Fig. 1 Concentrations of (a) total and individual SCFA (b–d, acetate, propionate and butyrate, respectively) in caecal, and proximal, mid and distal colonic digesta of pigs fed diets containing low- (Control) or various high-amylose resistant starches (–○–, Control; –■–, high-amylose maize starch (HAMS); –▲–, hydrothermally treated HAMS (HTHAMS); –△–, HAMS + HTHAMS). Values are means for six pigs; pooled sem values for total, acetate, propionate and butyrate concentrations were 9·1, 5·3, 4·9 and 1·2 mmol/l, respectively. Effect of diet and sampling site were significant for total and each individual SCFA (all P < 0·001). Mean values with different letters within a compartment are significantly different from control (abP < 0·05, acP < 0·01, adP < 0·001).

Large bowel pools of total and individual SCFA were substantially larger in pigs fed diets high in RS (Fig. 2) because of a greater large bowel digesta mass (see Table 5) and higher SCFA concentration (see Fig. 1). Each of the RS diets increased the size of the butyrate pool throughout the entire large bowel, including the distal colon (Fig. 2(d)). The SCFA profile for faeces was similar to that for large bowel digesta although, unlike digesta, faecal butyrate concentration and molar ratio were not affected by diet (P>0·05; data not shown). Daily faecal excretion of total and major individual SCFA was substantially greater in pigs fed RS diets compared to controls, largely due to a greater faecal mass in the former treatment groups (data not shown). Of the various high-RS dietary treatments, the combination of HAMS and HTHAMS was the most effective at raising faecal SCFA excretion (data not shown).

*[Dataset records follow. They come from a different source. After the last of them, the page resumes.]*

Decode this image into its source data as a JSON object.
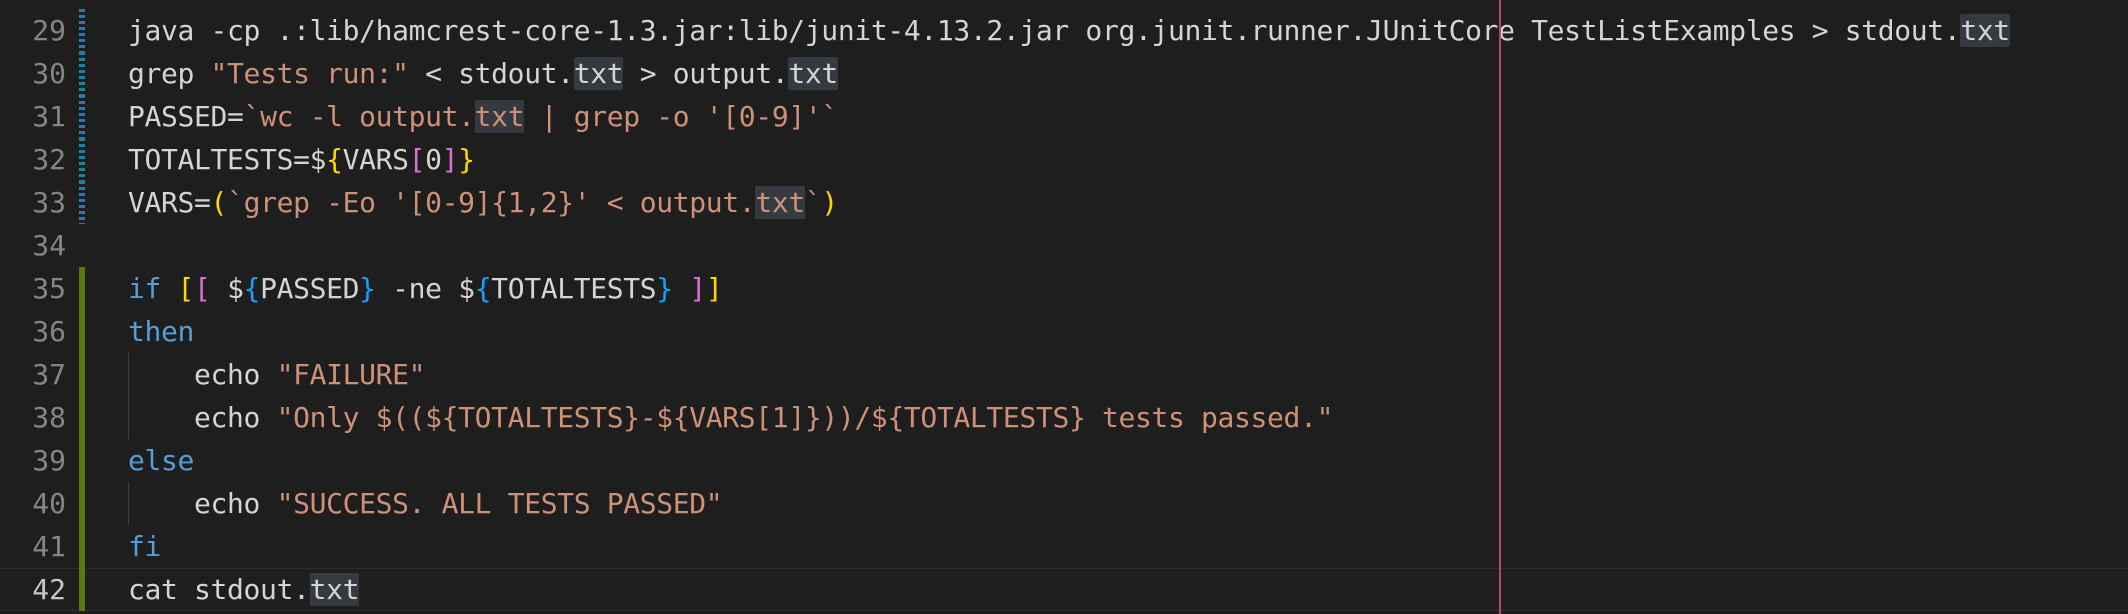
{
  "editor": {
    "lines": [
      {
        "number": "29",
        "gutter": "modified",
        "current": false,
        "tokens": [
          {
            "t": "java -cp .:lib/hamcrest-core-1.3.jar:lib/junit-4.13.2.jar org.junit.runner.JUnitCore TestListExamples > stdout.",
            "c": ""
          },
          {
            "t": "txt",
            "c": "hl"
          }
        ]
      },
      {
        "number": "30",
        "gutter": "modified",
        "current": false,
        "tokens": [
          {
            "t": "grep ",
            "c": ""
          },
          {
            "t": "\"Tests run:\"",
            "c": "str"
          },
          {
            "t": " < stdout.",
            "c": ""
          },
          {
            "t": "txt",
            "c": "hl"
          },
          {
            "t": " > output.",
            "c": ""
          },
          {
            "t": "txt",
            "c": "hl"
          }
        ]
      },
      {
        "number": "31",
        "gutter": "modified",
        "current": false,
        "tokens": [
          {
            "t": "PASSED=",
            "c": ""
          },
          {
            "t": "`wc -l output.",
            "c": "str"
          },
          {
            "t": "txt",
            "c": "str hl"
          },
          {
            "t": " | grep -o '[0-9]'`",
            "c": "str"
          }
        ]
      },
      {
        "number": "32",
        "gutter": "modified",
        "current": false,
        "tokens": [
          {
            "t": "TOTALTESTS=$",
            "c": ""
          },
          {
            "t": "{",
            "c": "b1"
          },
          {
            "t": "VARS",
            "c": ""
          },
          {
            "t": "[",
            "c": "b2"
          },
          {
            "t": "0",
            "c": ""
          },
          {
            "t": "]",
            "c": "b2"
          },
          {
            "t": "}",
            "c": "b1"
          }
        ]
      },
      {
        "number": "33",
        "gutter": "modified",
        "current": false,
        "tokens": [
          {
            "t": "VARS=",
            "c": ""
          },
          {
            "t": "(",
            "c": "b1"
          },
          {
            "t": "`grep -Eo '[0-9]{1,2}' < output.",
            "c": "str"
          },
          {
            "t": "txt",
            "c": "str hl"
          },
          {
            "t": "`",
            "c": "str"
          },
          {
            "t": ")",
            "c": "b1"
          }
        ]
      },
      {
        "number": "34",
        "gutter": "none",
        "current": false,
        "tokens": []
      },
      {
        "number": "35",
        "gutter": "added",
        "current": false,
        "tokens": [
          {
            "t": "if ",
            "c": "kw"
          },
          {
            "t": "[",
            "c": "b1"
          },
          {
            "t": "[",
            "c": "b2"
          },
          {
            "t": " $",
            "c": ""
          },
          {
            "t": "{",
            "c": "b3"
          },
          {
            "t": "PASSED",
            "c": ""
          },
          {
            "t": "}",
            "c": "b3"
          },
          {
            "t": " -ne $",
            "c": ""
          },
          {
            "t": "{",
            "c": "b3"
          },
          {
            "t": "TOTALTESTS",
            "c": ""
          },
          {
            "t": "}",
            "c": "b3"
          },
          {
            "t": " ",
            "c": ""
          },
          {
            "t": "]",
            "c": "b2"
          },
          {
            "t": "]",
            "c": "b1"
          }
        ]
      },
      {
        "number": "36",
        "gutter": "added",
        "current": false,
        "tokens": [
          {
            "t": "then",
            "c": "kw"
          }
        ]
      },
      {
        "number": "37",
        "gutter": "added",
        "current": false,
        "indent": true,
        "tokens": [
          {
            "t": "    echo ",
            "c": ""
          },
          {
            "t": "\"FAILURE\"",
            "c": "str"
          }
        ]
      },
      {
        "number": "38",
        "gutter": "added",
        "current": false,
        "indent": true,
        "tokens": [
          {
            "t": "    echo ",
            "c": ""
          },
          {
            "t": "\"Only $(($",
            "c": "str"
          },
          {
            "t": "{TOTALTESTS}",
            "c": "str"
          },
          {
            "t": "-$",
            "c": "str"
          },
          {
            "t": "{VARS[1]}",
            "c": "str"
          },
          {
            "t": "))/$",
            "c": "str"
          },
          {
            "t": "{TOTALTESTS}",
            "c": "str"
          },
          {
            "t": " tests passed.\"",
            "c": "str"
          }
        ]
      },
      {
        "number": "39",
        "gutter": "added",
        "current": false,
        "tokens": [
          {
            "t": "else",
            "c": "kw"
          }
        ]
      },
      {
        "number": "40",
        "gutter": "added",
        "current": false,
        "indent": true,
        "tokens": [
          {
            "t": "    echo ",
            "c": ""
          },
          {
            "t": "\"SUCCESS. ALL TESTS PASSED\"",
            "c": "str"
          }
        ]
      },
      {
        "number": "41",
        "gutter": "added",
        "current": false,
        "tokens": [
          {
            "t": "fi",
            "c": "kw"
          }
        ]
      },
      {
        "number": "42",
        "gutter": "added",
        "current": true,
        "tokens": [
          {
            "t": "cat stdout.",
            "c": ""
          },
          {
            "t": "txt",
            "c": "hl"
          }
        ]
      }
    ]
  },
  "colors": {
    "background": "#1e1e1e",
    "keyword": "#569cd6",
    "string": "#ce9178",
    "ruler": "#b8476f",
    "added_gutter": "#587c0c",
    "modified_gutter": "#1b81a8"
  }
}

Fig. 2 Pools of total (a) and individual SCFA (b–d, acetate, propionate and butyrate, respectively) in the caecum, and proximal, mid and distal colon of pigs fed diets containing low- (Control) or various high-amylose resistant starches (–○–, Control; –■–, high-amylose maize starch (HAMS); –▲–, hydrothermally treated HAMS (HTHAMS); –△–, HAMS + HTHAMS). Values are means for six pigs; pooled sem values for total, acetate, propionate and butyrate pools were 3·4, 1·8, 1·6 and 0·4 mmol, respectively. Effect of diet and site were significant for total and each individual SCFA (all P < 0·001). Diet ×  site interaction for total SCFA pool (P < 0·01). Mean values with different letters within a compartment are significantly different from control (abP < 0·05, acP < 0·01, adP < 0·001).

Colonic and faecal microflora

Total anaerobic bacterial density (CFU/g) was greater in proximal colonic digesta in pigs fed the high-RS diets compared to controls (Table 8). The numbers of pigs with colonic bifidobacterial counts below the level of detection of the assay (104 CFU/g) was greater for controls than groups on diets high in RS (data not shown). There were no effects of diet on numbers of total aerobic bacteria, although the total anaerobe:aerobe ratio was greater (P < 0·05) for pigs fed HAMS compared to controls (data not shown).

Table 8 Viable bacterial counts (log10 CFU/g) in the proximal colonic digesta and faeces(Values are least squares means and pooled sem of six animals per group)

CFU, colony forming units; HAMS, high-amylose maize starch; HTHAMS, hydrothermally treated HAMS.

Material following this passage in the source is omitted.